De diputado mayor de gobierno en la procesión de gloria de
la vida de los muchos barrios que componen el universo del
Arenal: la Carretería, la Cestería, el Baratillo, el
Postigo, las Atarazanas, el Pópulo.
Conocí a Juan Castro cuando el Consejo de Cofradías radicaba
en Los Venerables y no lo presidía un capillita, sino un
cura, don Emilio Aguilar Vera. Si no las cofradías, que
quizá también, Juan Castro inventó el Consejo, con José Luis
de la Rosa, con José Luis Campuzano y aquella nómina de
joseluises de una Semana Santa en la que no se sospechaba
entonces que había de conocer tiempos de mayor esplendor.
Juan Castro era La Carretería. Muchas hermandades son un
apellido, un nombre. En las clásicas, el máximo cambio que
se opera es el paso del poder de un apellido a otro. En La
Carretería, de los Contreras a los Castro, del gremio de
tejidos al de la paquetería, con el intermedio setefillesco
de don José Montoto de hermano mayor. Juan Castro hizo en la
calle Varflora el más difícil milagro sevillano: que La
Carretería se pareciera a La Carretería y a ninguna otra;
que fuera ni más ni menos que ella misma.
Aún lo estoy viendo en la capilla sin ampliaciones ni casa
de hermandad, en la siesta sosegada y en calma del Viernes
Santo. Juan Castro lleva puesta su mortaja. Quiero decir que
parte la pana lisa de su azul túnica carretera, la medalla
al cuello.

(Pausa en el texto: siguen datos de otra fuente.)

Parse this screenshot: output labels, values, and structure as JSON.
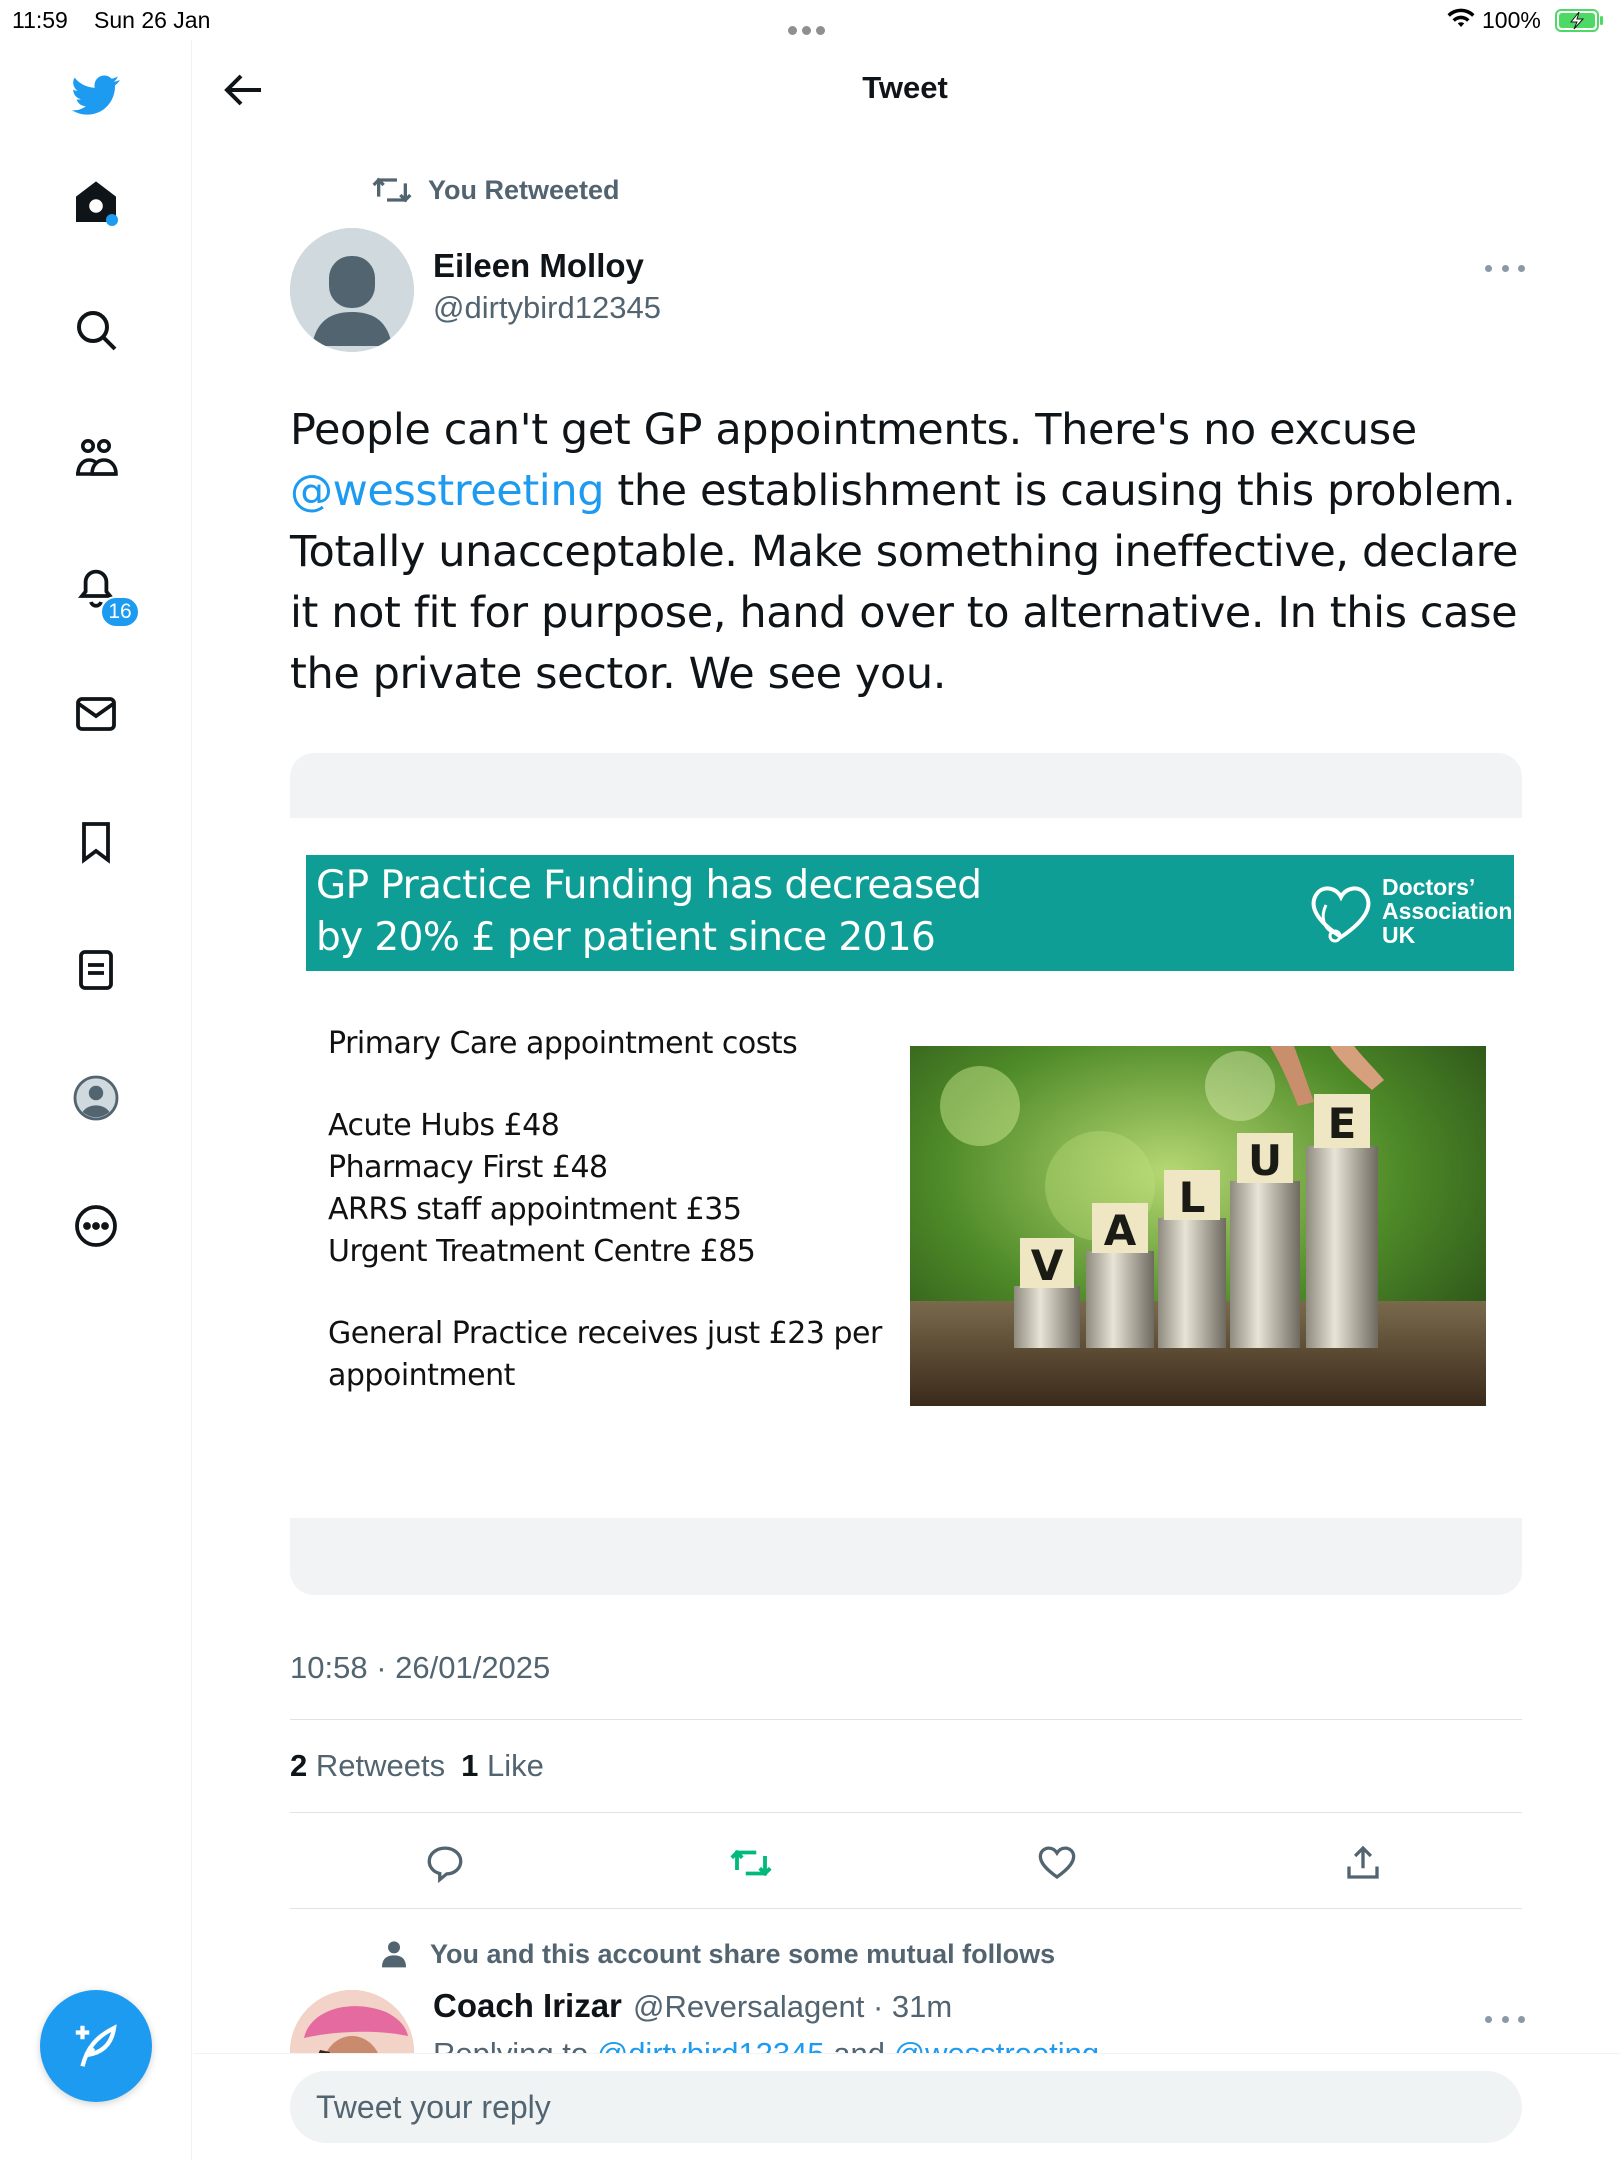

En la mano tiene la lista de la cofradía. Este
año salen muchísimos nazarenos: ¡lo menos cien! Y Juan
Castro va pasando lista, muñidor de la mejor Sevilla, tramo
a tramo, insignia a insignia, cirio a cirio. Los nombres
familiares que va leyendo son como un rosario de los
misterios gozosos del Arenal. Así es su vida entera. Juan
Castro va desgranando cirio a cirio la gloria antigua y
romántica de la Virgen de la Luz o el seise hecho capillita
de la Pura y Limpia en el Arco.
Y luego, cuando se ha obrado el milagro de que los pasos no
sólo salgan de la capilla, sino que den la vuelta bajo los
geranios de un balcón, Juan Castro se pone su capirote, toma
su palermo y se pone a andar, a andar, a andar. Juan Castro
hacía Sevilla al andar. Al andar, palermo en mano, de
diputado mayor de Gobierno de Sevilla, Viernes Santo de
Carretería, Jueves de Corpus y romero, mañana de nardos y
campanas de la Virgen en agosto. Como hacía tertulia con mi
alfayate y me dejaba en su comercio las convocatorias de
cultos de nuestra Pura y Limpia y me comentaba los frutos de
su heracleo trabajo de levantar el decaído Corpus, un día le
dije:
-Don Juan: a usted se le da un palermo, se le pone en la
Venta Ruiz, y si es llevando una cofradía, es capaz de
llegar andando hasta Cádiz...
Por el barrio se le veía con su paso racheado. Inconfundible
andar de cofradía. Iba de Varflora al Arco, del Mayor Dolor
a la Pura y Limpia. Para Juan Castro, la capillita del Arco,
al cambio, era el Vaticano. Lo hizo valer y consiguió que
todo un Papa viniera a coronar a la verdadera Purísima, la
de Murillo es una copia. Por ese Arco, como una cofradía que
tiene que cumplir horario en La Campana ante el Supremo
Palquillo, se ha ido para siempre don Juan Castro. Habrá
llegado al cielo palermo en mano, con su andar racheado de
capillita clásico. Y habrá podido comprobar lo que creemos
firmemente todos los del Arenal: que el Arco del Postigo del
Aceite no da al río, sino directamente al cielo.